Fordway Blog

Three things to remember on your cloud journey

[fa icon="calendar"] Oct 10, 2019 12:26:12 PM / by Caroline Houlden

Cloud Journey

Businesses are under more pressure than ever before to harness digital technologies to deliver competitive advantage and growth. The drive for lower costs, faster services, rapid and continuous improvement are just some of the benefits expected from cloud transformation projects and IT investment.

IT leaders need to minimise risk while enabling innovation and maintaining service delivery excellence. Successful cloud transformation however, requires an organisation to commit to new ways of working, as well as, having the strategy and governance needed to manage complexity and change.

With limited resources, skills set and budget constraints, there are three key areas to focus on : Cost Optimisation, Security and Delivering Flexible Services.

Cloud for Cost Optimisation

Running effective IT services costs money. Simply supporting and maintaining server equipment in-house or in a data centre bring skill and maintenance costs quite apart from those licensing and facilities.

Cloud services and particularly Platform as a Service will reduce your maintenance costs, bring improved security and flexibility.

Take the case of migrating simple web applications to the cloud. In our example a simple Azure S1 PaaS instance can provide secure, flexible and cost effective hosting on a platform that is maintained and patched for you.

Managing cloud costs at scale can be complex. Choosing the right instances for each application or workload and controlling data transfer are key, particularly if you expect your workloads to grow. Selecting the right cloud services will help your organisation ensure that your operating costs are within acceptable limits.
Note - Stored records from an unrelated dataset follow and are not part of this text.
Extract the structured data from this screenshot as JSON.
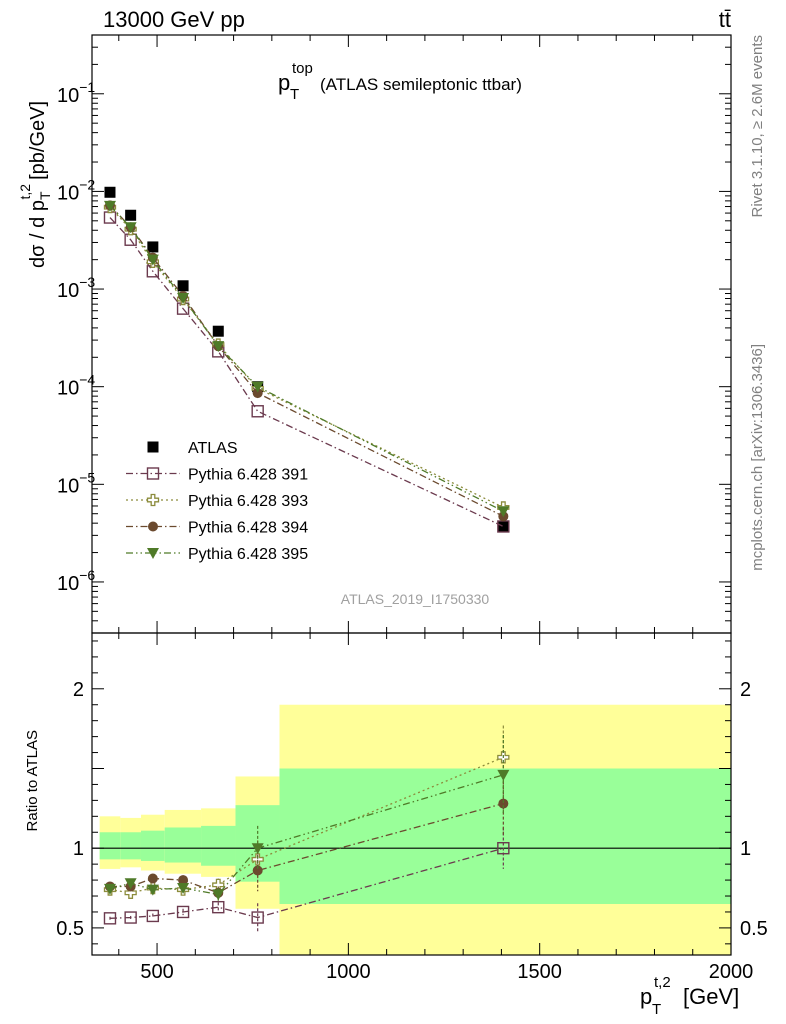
{
  "header": {
    "left": "13000 GeV pp",
    "right": "tt̄"
  },
  "side_labels": {
    "rivet": "Rivet 3.1.10, ≥ 2.6M events",
    "mcplots": "mcplots.cern.ch [arXiv:1306.3436]"
  },
  "main_title": {
    "base": "p",
    "sub": "T",
    "sup": "top",
    "rest": "(ATLAS semileptonic ttbar)"
  },
  "analysis_id": "ATLAS_2019_I1750330",
  "chart_data": [
    {
      "type": "scatter",
      "panel": "main",
      "yscale": "log",
      "ylim": [
        3e-07,
        0.4
      ],
      "xlim": [
        330,
        2000
      ],
      "ylabel": {
        "text": "dσ / d p",
        "sub": "T",
        "sup": "t,2",
        "unit": "[pb/GeV]"
      },
      "ytick_labels": [
        {
          "value": 1e-06,
          "base": "10",
          "exp": "−6"
        },
        {
          "value": 1e-05,
          "base": "10",
          "exp": "−5"
        },
        {
          "value": 0.0001,
          "base": "10",
          "exp": "−4"
        },
        {
          "value": 0.001,
          "base": "10",
          "exp": "−3"
        },
        {
          "value": 0.01,
          "base": "10",
          "exp": "−2"
        },
        {
          "value": 0.1,
          "base": "10",
          "exp": "−1"
        }
      ],
      "legend_position": "lower-left",
      "x": [
        377,
        431,
        489,
        568,
        660,
        763,
        1405
      ],
      "series": [
        {
          "name": "ATLAS",
          "marker": "square-filled",
          "color": "#000000",
          "line": "none",
          "values": [
            0.0098,
            0.0057,
            0.0027,
            0.00108,
            0.00037,
            0.0001,
            3.7e-06
          ]
        },
        {
          "name": "Pythia 6.428 391",
          "marker": "square-open",
          "color": "#6b3a4e",
          "line": "dashdot",
          "values": [
            0.0054,
            0.0032,
            0.00152,
            0.00063,
            0.00023,
            5.6e-05,
            3.7e-06
          ]
        },
        {
          "name": "Pythia 6.428 393",
          "marker": "cross-open",
          "color": "#8c8c3c",
          "line": "dotted",
          "values": [
            0.0069,
            0.0041,
            0.0019,
            0.00079,
            0.00027,
            9.6e-05,
            5.8e-06
          ]
        },
        {
          "name": "Pythia 6.428 394",
          "marker": "circle-filled",
          "color": "#6b4a2e",
          "line": "dashdot",
          "values": [
            0.0072,
            0.0043,
            0.0021,
            0.00085,
            0.00026,
            8.6e-05,
            4.7e-06
          ]
        },
        {
          "name": "Pythia 6.428 395",
          "marker": "triangle-down-filled",
          "color": "#4f7a28",
          "line": "dashdotdot",
          "values": [
            0.0071,
            0.0043,
            0.002,
            0.00081,
            0.00026,
            0.0001,
            5.3e-06
          ]
        }
      ]
    },
    {
      "type": "scatter",
      "panel": "ratio",
      "ylabel": "Ratio to ATLAS",
      "ylim": [
        0.33,
        2.35
      ],
      "xlim": [
        330,
        2000
      ],
      "xlabel": {
        "base": "p",
        "sub": "T",
        "sup": "t,2",
        "unit": "[GeV]"
      },
      "xtick_labels": [
        500,
        1000,
        1500,
        2000
      ],
      "ytick_labels": [
        0.5,
        1,
        2
      ],
      "reference_line": 1,
      "bands": [
        {
          "x0": 350,
          "x1": 404,
          "inner": [
            0.93,
            1.1
          ],
          "outer": [
            0.87,
            1.2
          ]
        },
        {
          "x0": 404,
          "x1": 458,
          "inner": [
            0.93,
            1.1
          ],
          "outer": [
            0.88,
            1.19
          ]
        },
        {
          "x0": 458,
          "x1": 520,
          "inner": [
            0.92,
            1.11
          ],
          "outer": [
            0.86,
            1.21
          ]
        },
        {
          "x0": 520,
          "x1": 615,
          "inner": [
            0.91,
            1.13
          ],
          "outer": [
            0.84,
            1.24
          ]
        },
        {
          "x0": 615,
          "x1": 705,
          "inner": [
            0.89,
            1.14
          ],
          "outer": [
            0.82,
            1.25
          ]
        },
        {
          "x0": 705,
          "x1": 820,
          "inner": [
            0.79,
            1.27
          ],
          "outer": [
            0.62,
            1.45
          ]
        },
        {
          "x0": 820,
          "x1": 2000,
          "inner": [
            0.65,
            1.5
          ],
          "outer": [
            0.33,
            1.9
          ]
        }
      ],
      "x": [
        377,
        431,
        489,
        568,
        660,
        763,
        1405
      ],
      "series": [
        {
          "name": "Pythia 6.428 391",
          "values": [
            0.56,
            0.565,
            0.575,
            0.6,
            0.63,
            0.565,
            1.0
          ],
          "errors": [
            0.01,
            0.01,
            0.015,
            0.02,
            0.03,
            0.09,
            0.13
          ]
        },
        {
          "name": "Pythia 6.428 393",
          "values": [
            0.74,
            0.72,
            0.75,
            0.74,
            0.77,
            0.93,
            1.57
          ],
          "errors": [
            0.015,
            0.02,
            0.02,
            0.03,
            0.04,
            0.12,
            0.2
          ]
        },
        {
          "name": "Pythia 6.428 394",
          "values": [
            0.76,
            0.76,
            0.81,
            0.8,
            0.72,
            0.86,
            1.28
          ],
          "errors": [
            0.015,
            0.02,
            0.025,
            0.03,
            0.04,
            0.13,
            0.2
          ]
        },
        {
          "name": "Pythia 6.428 395",
          "values": [
            0.745,
            0.78,
            0.74,
            0.75,
            0.71,
            1.0,
            1.46
          ],
          "errors": [
            0.015,
            0.02,
            0.025,
            0.03,
            0.04,
            0.14,
            0.25
          ]
        }
      ]
    }
  ]
}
Fixed rate Managed Cloud solutions can be helpful for organisations transitioning from CAPEX budget models who want to avoid unanticipated costs.
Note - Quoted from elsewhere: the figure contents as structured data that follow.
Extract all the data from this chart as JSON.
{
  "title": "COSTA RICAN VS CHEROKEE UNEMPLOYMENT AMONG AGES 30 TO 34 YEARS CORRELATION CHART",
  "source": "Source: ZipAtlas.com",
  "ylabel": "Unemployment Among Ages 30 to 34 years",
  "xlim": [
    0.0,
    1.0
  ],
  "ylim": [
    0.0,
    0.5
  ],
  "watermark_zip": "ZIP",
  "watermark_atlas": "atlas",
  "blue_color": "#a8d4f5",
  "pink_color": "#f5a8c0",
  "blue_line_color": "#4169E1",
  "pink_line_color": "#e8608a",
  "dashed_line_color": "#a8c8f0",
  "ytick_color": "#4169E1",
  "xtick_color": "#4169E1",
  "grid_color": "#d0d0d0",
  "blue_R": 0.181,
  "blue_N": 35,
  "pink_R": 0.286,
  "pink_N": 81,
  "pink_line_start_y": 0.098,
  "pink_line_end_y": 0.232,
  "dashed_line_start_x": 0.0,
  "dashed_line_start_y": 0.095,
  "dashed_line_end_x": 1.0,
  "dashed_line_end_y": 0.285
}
For organisations committed to public cloud without the skills to manage billing in-house specialist Cloud Service Integration and Management can help organisations proactively manage costs.
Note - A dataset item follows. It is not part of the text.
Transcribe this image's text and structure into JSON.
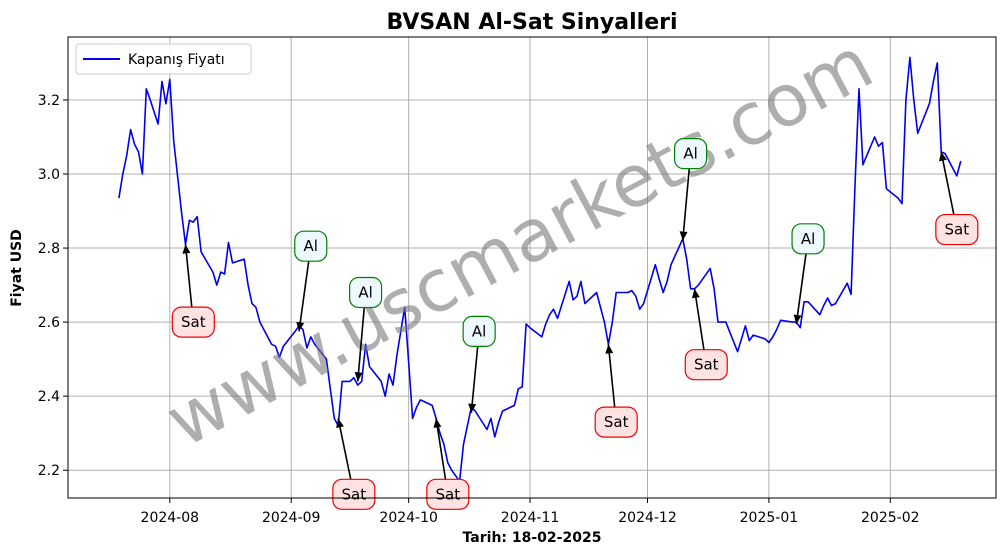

Cloud for Improved Security

For Cloud service providers, good security is essential to business. As result, cloud services meet higher levels of security and regulatory compliance than most IT departments could hope to achieve. To host data for the public sector and regulated industries regular testing to ensure the ISO standards is crucial. Maintaining these standards necessitates the best security practice, technology and staff.

It is essential however, that all organisations understand how to operate cloud securely for their business needs. Particularly with IaaS, less so with PaaS and SaaS, you also retain a number of security responsibilities and, irrespective of who hosts the data, you are responsible for your data and its security.

If you’re trusting some of your services to third parties, monitoring is even more vital to ensure you receive the agreed level of performance. Consider looking for a provider offering cloud monitoring, cloud security monitoring or cloud security management.

Talk to fordway about your cloud transformation

Cloud for Growth and Flexibility

Scalability and elasticity are key benefits of cloud but to leverage them effectively you need to understand the implications of your choices and skill your staff appropriately.

Scalability allows your organisation to upscale or downscale your cloud services according to demand. Elastic services provide automated provisioning and de-provisioning of services according to demand and workload. Automation itself can allow organisations to rapidly build containers and virtual machines, but you will need staff with DevOps skills in order to do this effectively. Whilst it is possible to move legacy applications to cloud, if your applications are to scale and flex appropriately on the platform, your developers may need to adapt or refactor the code and it can be complex to retrofit. Applications that have been developed natively for cloud will of course be designed to make optimal use of cloud features. If an application is core to your organisation and there isn’t a SaaS alternative available, it may be worth investing time and effort to rebuild applications rather than refactor them.

However flexible your cloud platform purports to be, if you have issues of latency caused by network connections or the location of your business this can cause performance issues which can be a barrier to effective service delivery.

Harnessing Software as a Service can also provide flexible options. In the case of flexible working solutions, Desktop as a Service enables workers to access files and applications securely from anywhere with a web browser. This can be great for organisations that have staff on shorter contracts or seasonal working as new users can be provisioned and deprovisioned quickly.  Many organisations already leverage Office 365 and Microsoft 365 for improved collaboration and communication. With SaaS services however, you need to ensure the SLA’s provided fit your requirements and it is still your responsibility to ensure your data is safely stored and handled.

Final Thoughts

Cloud offers significant business opportunity. In the early stages of cloud adoption, experimentation can allow organisations to provide proof of concept and build skills and confidence. Once an organisation adopts a cloud strategy a more rigorous approach is needed to ensure that costs and security are effectively controlled and that platforms and solutions are built to scale and flex to business demand. Realising the benefits requires a strategic approach and specialist skills and knowledge.